WASHINGTON, June 4 (Xinhua) -- Researchers at the Stanford University School of Medicine converted human immune cells in blood directly into functional neurons in the laboratory in about three weeks.
The dramatic transformation does not require the cells to first enter a state called pluripotency but instead occurs through a more direct process called transdifferentiation, according to a study published on Monday in the Proceedings of the National Academy of Sciences.
The conversion occurred with relatively high efficiency, generating as many as 50,000 neurons from 1 milliliter of blood, and it could be achieved with fresh or previously frozen and stored blood samples.
"Blood is one of the easiest biological samples to obtain," said Marius Wernig, associate professor of pathology and a member of Stanford University's Institute for Stem Cell Biology and Regenerative Medicine.
"This technique is a breakthrough that opens the possibility to learn about complex disease processes by studying large numbers of patients," said Wernig, the paper's senior author.
For those with autism or schizophrenia, many hundreds of individual, patient-specific samples are needed in order to suss out the relative contributions of dozens or more disease-associated mutations.
"Generating induced pluripotent stem (iPS) cells from large numbers of patients is expensive and laborious," Wernig said. "The prospect of generating iPS cells from hundreds of patients is daunting and would require automation of the complex reprogramming process."
The transdifferentiation technique was first developed in Wernig's laboratory in 2010 when he and his colleagues showed that they could convert mouse skin cells into mouse neurons without first inducing the cells to become pluripotent, a developmentally flexible stage from which the cells can become nearly any type of tissue.
They went on to show the technique could also be used on human skin and liver cells.
Although it's possible to directly convert skin cells to neurons, the biopsied skin cells first have to be grown in the laboratory for a period of time until their numbers increase, a process likely to introduce genetic mutations not found in the person from whom the cells were obtained.
In the new study, Wernig and his colleague focused on highly specialized immune cells called T cells that circulate in the blood.
T cells protect us from disease by recognizing and killing infected or cancerous cells. In contrast, neurons are long and skinny cells capable of conducting electrical impulses along their length and passing them from cell to cell.
But despite the cells' vastly different shapes, locations and biological missions, the researchers found it unexpectedly easy to complete their quest.

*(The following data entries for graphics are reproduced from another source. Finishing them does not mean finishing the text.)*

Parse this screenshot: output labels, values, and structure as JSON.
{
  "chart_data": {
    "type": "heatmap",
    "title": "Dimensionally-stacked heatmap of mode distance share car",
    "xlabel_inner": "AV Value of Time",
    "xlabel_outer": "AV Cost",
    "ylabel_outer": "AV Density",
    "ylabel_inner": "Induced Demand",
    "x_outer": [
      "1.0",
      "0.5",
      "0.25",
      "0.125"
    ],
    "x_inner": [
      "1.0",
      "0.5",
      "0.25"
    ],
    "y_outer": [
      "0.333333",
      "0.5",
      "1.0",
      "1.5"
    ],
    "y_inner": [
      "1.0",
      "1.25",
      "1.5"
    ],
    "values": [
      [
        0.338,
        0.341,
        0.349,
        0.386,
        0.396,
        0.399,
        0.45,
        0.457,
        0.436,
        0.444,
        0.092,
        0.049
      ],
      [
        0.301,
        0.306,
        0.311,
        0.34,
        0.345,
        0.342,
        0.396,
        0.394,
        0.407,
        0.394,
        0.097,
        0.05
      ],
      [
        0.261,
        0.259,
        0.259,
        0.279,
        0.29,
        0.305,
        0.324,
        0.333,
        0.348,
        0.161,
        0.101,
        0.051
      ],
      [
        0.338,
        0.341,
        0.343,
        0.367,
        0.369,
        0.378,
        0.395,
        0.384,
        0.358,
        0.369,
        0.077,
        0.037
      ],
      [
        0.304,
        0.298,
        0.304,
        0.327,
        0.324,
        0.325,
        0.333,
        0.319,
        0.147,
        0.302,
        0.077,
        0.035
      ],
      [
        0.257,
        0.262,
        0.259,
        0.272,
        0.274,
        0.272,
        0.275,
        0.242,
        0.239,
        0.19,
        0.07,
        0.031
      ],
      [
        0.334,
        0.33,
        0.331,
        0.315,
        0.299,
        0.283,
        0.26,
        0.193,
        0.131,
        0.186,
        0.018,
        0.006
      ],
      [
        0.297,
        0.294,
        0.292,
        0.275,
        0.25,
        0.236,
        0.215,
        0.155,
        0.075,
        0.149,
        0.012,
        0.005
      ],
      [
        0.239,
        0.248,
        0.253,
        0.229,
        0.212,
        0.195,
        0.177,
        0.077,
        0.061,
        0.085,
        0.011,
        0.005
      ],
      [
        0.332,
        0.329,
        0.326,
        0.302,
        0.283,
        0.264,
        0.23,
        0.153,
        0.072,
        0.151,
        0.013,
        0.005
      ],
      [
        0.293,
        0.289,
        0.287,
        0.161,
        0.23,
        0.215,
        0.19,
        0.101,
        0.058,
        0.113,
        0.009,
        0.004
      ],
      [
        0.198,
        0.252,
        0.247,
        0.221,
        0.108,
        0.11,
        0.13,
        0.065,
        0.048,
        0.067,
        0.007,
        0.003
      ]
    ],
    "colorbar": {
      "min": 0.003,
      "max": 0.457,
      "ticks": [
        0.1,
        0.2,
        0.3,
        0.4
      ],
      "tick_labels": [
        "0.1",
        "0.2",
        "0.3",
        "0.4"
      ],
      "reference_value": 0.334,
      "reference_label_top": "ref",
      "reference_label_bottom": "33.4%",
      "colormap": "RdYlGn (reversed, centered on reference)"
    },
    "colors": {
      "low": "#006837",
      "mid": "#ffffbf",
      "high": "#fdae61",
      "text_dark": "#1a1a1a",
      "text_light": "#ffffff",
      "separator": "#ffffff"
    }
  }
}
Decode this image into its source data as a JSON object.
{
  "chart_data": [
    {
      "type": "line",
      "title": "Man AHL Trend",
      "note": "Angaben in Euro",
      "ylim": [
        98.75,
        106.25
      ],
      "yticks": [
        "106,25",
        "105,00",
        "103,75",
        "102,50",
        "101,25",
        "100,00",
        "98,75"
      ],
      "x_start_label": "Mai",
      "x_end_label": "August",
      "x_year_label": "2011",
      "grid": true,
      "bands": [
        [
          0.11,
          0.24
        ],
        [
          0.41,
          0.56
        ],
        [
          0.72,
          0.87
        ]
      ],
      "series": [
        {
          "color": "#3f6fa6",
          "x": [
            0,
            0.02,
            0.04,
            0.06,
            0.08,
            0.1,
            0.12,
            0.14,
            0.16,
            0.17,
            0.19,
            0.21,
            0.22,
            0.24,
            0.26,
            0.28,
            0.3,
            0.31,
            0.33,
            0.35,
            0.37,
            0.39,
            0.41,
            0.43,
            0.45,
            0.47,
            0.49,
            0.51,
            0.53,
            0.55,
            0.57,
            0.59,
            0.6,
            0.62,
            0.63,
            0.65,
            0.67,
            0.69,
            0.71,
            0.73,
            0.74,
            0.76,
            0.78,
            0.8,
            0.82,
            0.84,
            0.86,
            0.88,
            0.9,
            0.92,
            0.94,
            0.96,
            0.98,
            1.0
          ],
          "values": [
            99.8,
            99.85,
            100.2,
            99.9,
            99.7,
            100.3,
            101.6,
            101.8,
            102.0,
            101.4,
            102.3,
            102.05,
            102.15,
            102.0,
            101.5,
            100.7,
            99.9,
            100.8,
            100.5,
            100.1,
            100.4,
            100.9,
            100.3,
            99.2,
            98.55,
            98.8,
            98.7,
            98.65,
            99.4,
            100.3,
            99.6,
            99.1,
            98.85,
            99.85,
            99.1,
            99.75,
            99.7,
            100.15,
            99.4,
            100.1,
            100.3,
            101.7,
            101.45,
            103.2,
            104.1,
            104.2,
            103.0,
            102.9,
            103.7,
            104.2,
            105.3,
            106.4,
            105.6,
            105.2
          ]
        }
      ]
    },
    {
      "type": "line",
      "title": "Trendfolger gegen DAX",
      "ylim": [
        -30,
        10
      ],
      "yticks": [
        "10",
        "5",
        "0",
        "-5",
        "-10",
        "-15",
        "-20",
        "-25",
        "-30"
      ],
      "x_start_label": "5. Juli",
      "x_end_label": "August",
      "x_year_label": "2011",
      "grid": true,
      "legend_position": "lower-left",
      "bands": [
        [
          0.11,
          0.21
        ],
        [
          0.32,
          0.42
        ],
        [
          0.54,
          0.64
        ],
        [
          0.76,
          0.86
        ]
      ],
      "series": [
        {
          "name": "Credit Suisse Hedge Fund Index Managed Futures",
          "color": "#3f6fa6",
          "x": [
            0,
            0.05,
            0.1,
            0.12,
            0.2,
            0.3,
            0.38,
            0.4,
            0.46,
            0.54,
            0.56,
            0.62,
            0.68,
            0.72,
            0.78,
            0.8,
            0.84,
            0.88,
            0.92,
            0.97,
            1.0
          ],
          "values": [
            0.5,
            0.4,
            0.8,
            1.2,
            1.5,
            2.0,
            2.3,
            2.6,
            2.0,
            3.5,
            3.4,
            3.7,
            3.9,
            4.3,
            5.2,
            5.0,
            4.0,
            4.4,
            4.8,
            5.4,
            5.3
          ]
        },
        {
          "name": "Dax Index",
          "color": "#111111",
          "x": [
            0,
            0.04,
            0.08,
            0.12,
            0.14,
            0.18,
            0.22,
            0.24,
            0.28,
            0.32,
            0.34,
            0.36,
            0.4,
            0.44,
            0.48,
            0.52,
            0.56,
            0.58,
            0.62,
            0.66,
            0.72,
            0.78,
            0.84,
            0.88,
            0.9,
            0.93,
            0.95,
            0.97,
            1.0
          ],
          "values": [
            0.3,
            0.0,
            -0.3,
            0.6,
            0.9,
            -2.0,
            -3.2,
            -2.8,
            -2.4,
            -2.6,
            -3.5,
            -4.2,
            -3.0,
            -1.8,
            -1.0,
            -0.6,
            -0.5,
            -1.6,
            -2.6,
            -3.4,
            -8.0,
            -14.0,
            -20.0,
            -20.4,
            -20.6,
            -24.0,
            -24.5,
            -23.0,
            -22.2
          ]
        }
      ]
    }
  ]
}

"It's kind of shocking how simple it is to convert T cells into functional neurons in just a few days," Wernig said.
According to the study, the resulting human neurons aren't perfect, lacking the ability to form mature synapses, or connections, with one another, but they are able to carry out the main fundamental functions of neurons.
Wernig and his colleague are hopeful they will be able to further optimize the technique in the future. In the meantime, they've started to collect blood samples from children with autism.